Last year was the 50th anniversary of Emmett Leith and Juris Upatnieks’s seminal demonstration of holography, the concept that was developed in the 1940s by Dennis Gabor and that earned him the 1971 Nobel Prize in Physics. Since that crucial 1962 demonstration, numerous books have been published that deal with different facets of holography. I vividly recall my own first steps; the excellent textbook Optical Holography (Academic Press, 1971) by Robert Collier, Christoph Burckhardt, and Lawrence Lin was a helpful tutor. And yet, even now, the field is far from mature. As proof, consider such impressive recent innovations and practical implementations as digital holographic microscopy, incoherent holography, x-ray holography, holographic television, and holographic tweezers. Consequently, there is room enough for a new book on the technique.

Seeking to fill that void is Dublin Institute of Technology professor Vincent Toal, who can look back to 30 years of teaching and research in optics and holography.

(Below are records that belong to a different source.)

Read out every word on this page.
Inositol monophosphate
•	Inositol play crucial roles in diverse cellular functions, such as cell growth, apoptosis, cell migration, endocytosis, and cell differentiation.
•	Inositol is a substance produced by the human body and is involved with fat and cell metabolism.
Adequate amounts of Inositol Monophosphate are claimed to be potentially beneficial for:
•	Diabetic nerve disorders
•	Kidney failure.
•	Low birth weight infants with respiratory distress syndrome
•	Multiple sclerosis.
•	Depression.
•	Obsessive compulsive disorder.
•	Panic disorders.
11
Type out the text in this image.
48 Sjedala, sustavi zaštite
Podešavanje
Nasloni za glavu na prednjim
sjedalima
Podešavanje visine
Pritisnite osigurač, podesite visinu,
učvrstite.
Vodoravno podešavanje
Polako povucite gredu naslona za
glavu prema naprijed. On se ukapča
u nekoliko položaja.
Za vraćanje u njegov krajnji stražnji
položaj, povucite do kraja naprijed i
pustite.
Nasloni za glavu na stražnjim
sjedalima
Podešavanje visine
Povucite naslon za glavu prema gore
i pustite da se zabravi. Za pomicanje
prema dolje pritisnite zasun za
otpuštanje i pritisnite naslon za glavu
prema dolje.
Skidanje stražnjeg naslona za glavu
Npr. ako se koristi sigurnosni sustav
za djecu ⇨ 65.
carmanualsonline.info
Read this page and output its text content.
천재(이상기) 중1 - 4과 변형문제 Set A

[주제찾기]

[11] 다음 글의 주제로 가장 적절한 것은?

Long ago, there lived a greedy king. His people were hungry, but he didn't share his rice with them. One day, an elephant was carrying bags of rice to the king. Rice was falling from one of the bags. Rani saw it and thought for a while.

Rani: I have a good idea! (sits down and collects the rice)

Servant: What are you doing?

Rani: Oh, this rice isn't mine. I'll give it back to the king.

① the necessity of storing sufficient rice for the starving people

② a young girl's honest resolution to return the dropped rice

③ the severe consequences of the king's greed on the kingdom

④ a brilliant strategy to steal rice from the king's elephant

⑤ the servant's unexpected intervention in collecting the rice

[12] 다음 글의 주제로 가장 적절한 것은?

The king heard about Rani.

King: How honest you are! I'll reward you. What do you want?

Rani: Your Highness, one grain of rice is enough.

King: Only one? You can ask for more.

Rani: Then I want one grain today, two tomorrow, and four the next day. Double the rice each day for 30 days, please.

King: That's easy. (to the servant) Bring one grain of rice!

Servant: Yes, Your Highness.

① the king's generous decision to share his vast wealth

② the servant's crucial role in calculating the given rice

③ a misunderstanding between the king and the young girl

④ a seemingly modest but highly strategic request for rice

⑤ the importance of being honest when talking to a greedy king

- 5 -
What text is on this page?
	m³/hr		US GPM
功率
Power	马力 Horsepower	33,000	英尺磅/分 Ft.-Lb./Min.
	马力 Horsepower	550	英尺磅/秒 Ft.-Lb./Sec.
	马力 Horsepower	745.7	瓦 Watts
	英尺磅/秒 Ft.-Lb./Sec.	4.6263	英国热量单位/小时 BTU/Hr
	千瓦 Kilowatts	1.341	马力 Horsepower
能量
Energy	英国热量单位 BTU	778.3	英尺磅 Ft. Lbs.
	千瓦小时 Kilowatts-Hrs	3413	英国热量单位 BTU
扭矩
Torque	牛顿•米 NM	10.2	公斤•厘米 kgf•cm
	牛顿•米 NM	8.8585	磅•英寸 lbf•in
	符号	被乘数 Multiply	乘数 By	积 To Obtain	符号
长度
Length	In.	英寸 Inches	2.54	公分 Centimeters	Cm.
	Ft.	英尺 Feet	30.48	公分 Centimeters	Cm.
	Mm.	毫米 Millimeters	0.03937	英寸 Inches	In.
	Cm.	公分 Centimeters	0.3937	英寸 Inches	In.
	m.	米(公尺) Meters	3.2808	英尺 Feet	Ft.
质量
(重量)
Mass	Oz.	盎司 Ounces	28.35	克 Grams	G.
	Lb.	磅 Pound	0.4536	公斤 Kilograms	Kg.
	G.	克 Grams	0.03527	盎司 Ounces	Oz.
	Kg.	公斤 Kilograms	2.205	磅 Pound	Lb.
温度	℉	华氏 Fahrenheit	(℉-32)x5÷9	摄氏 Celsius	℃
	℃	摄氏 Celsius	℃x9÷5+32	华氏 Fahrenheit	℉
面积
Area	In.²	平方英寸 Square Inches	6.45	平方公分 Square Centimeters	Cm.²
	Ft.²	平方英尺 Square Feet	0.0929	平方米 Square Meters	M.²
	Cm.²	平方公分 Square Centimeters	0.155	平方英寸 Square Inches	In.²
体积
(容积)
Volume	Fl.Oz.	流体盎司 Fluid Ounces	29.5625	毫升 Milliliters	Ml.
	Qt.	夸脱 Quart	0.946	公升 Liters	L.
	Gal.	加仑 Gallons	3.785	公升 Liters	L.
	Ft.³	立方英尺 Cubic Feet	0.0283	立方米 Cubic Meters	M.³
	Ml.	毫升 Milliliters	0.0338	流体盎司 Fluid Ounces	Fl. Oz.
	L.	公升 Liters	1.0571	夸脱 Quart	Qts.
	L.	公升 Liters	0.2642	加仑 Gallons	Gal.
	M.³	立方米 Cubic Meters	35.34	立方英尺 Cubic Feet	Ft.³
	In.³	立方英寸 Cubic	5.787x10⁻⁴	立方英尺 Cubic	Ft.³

Readers will get a sense of that experience from every page of his new text, Introduction to Holography. In its outline, the book is reasonably conventional. Part 1 covers the basics of optics; part 2, principles of holography; part 3, practical uses of holography; and part 4, technological applications of holography. But the execution of part 4, my favorite, is rather novel. It goes beyond discussions in existing textbooks by focusing on state-of-the-art developments of both classical and more advanced holographic applications.

It’s certainly a matter of taste as to which applications must be treated and which could be omitted without loss of integrity or novelty. In my opinion, the author has found a good compromise between traditional and emerging ones. The book discusses most of the aforementioned holographic innovations. It also presents solid explanations and will encourage the use of such frequently discussed applications as holographic displays, holographic data storage and information processing, computer-generated holograms, and polarization holography. Chapter 15 has a nice section about Nils Abramson’s light-in-flight principle and provides a welcome way to bring the elegant visualization of holography into the classroom.

Introduction to Holography is far from being light fare. But the author presents the mathematical derivation for every basic equation that is used in the book. Moreover, the spirit of the subject is not lost in the equations; the author clearly and carefully explains the physics behind the mathematics and offers sophisticated guidance for experimental work. Problems and references for further reading are provided at the end of each chapter.

Toal has written a welcome reference for experienced explorers of the holographic wonderland. But his book will also serve another important purpose brought to mind by the Ludwig Wittgenstein quote he uses at the front of the book: “Explanations come to an end somewhere.” Toal’s clear presentation provides a starting point for students and other newcomers and might help orient them toward research that will uncover new explanations. In any event, the text is proof that, unlike explanations, holography is far from coming to an end.